A novel cell-based strategy tested in mice can detect the onset of psoriasis flares by measuring disease biomarkers and then release therapeutic proteins to stop progression. Future implications are exciting.

Researchers have developed a novel cell-based strategy for the treatment of psoriasis. Their synthetic biology–based gene circuits “can autonomously couple the detection of disease biomarkers with the production of therapeutic proteins,” according to a study published December 16, 2015 in Science Translational Medicine.

“Implanted designer cells detect the onset of psoriatic flares by measuring the psoriasis-associated proinflammatory cytokines TNF and IL22 in the bloodstream and produce, secrete and systemically deliver the anti-inflammatory cytokines il4 and IL10 which prevents psoriatic flares or cures them. Thus, the cytokine converter converts pro-inflammatory cytokines (TNF and IL22) into anti-inflammatory cytokines (IL4 and IL10),” the study’s senior author Martin Fussenegger, Ph.D., professor of biotechnology and bioengineering, ETH Zurich, in Switzerland, told Dermatology Times.

In a study of mice, the designer cells prevented psoriatic flare onset, stopped acute psoriasis, improved psoriatic skin lesions and restored normal skin-tissue morphology.

If it pans out in humans, the technology could be a game-changer for dermatologists and their psoriasis patients, according to Dr. Fussenegger.

“In the future, dermatologists could implant engineered autologous cells containing the cytokine converter and the implanted device takes full control of the therapy,” Dr. Fussenegger says. “Biologics such as IL4 and IL10 have proven promising in clinical trials, but the half-lives has been found to be too short for an economic therapy.
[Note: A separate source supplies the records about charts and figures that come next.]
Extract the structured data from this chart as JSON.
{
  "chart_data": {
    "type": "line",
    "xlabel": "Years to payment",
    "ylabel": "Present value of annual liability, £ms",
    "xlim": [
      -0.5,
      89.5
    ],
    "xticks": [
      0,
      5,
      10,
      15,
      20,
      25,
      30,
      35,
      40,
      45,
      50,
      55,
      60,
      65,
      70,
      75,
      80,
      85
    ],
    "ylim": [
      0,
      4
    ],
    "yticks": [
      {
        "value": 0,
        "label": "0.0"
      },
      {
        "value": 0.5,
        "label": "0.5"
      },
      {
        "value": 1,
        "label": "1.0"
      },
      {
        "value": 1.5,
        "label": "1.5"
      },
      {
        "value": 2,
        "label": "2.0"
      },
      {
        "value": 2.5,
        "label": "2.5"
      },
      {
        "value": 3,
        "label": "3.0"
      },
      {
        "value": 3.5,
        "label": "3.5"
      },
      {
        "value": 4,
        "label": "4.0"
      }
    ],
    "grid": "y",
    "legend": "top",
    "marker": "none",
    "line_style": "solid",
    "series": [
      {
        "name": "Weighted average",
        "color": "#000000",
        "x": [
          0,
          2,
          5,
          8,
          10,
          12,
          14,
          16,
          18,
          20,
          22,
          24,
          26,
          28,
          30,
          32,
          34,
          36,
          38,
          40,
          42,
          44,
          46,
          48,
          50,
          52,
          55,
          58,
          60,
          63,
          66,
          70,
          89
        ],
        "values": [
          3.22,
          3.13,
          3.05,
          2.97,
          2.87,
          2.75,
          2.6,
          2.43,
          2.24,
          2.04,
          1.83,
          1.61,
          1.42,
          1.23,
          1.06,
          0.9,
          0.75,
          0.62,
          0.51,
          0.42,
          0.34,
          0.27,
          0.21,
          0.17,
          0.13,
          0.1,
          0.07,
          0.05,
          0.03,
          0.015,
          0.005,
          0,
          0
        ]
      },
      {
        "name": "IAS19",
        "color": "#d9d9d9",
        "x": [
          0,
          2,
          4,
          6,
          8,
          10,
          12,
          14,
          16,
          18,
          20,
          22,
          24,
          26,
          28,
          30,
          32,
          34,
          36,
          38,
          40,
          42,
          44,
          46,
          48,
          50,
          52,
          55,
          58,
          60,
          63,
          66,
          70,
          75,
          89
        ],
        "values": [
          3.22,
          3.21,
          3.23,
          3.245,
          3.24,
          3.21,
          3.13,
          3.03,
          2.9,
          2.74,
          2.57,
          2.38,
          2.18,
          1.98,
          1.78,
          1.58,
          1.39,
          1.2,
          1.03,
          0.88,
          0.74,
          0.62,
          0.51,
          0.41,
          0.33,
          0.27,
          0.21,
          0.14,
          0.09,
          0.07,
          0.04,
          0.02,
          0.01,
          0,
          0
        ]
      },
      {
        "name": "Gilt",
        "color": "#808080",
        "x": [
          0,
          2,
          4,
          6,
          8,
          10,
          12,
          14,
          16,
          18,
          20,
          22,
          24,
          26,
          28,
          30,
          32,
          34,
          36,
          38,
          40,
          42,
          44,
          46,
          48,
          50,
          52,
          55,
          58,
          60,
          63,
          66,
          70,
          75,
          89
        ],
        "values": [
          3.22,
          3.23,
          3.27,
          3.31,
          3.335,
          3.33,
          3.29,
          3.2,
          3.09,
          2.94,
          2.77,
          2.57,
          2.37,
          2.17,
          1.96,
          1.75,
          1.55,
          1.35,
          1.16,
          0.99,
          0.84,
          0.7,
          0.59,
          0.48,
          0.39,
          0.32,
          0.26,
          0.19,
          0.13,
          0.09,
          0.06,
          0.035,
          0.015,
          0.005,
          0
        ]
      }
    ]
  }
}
Cell-based in situ production of biopharmaceuticals by implanted designer cells at the right time and dose will expand treatment opportunities of biologics.”

Dr. Fussenegger and colleagues have plans to develop this technology for human clinical trials.

“If successful, we expect this device to go commercial within the next 10 years,” he says.


Schukur L, Geering B, Charpin-El Hamri G, Fussenegger M. Implantable synthetic cytokine converter cells with AND-gate logic treat experimental psoriasis. Sci Transl Med. 2015 Dec 16;7(318):318ra201.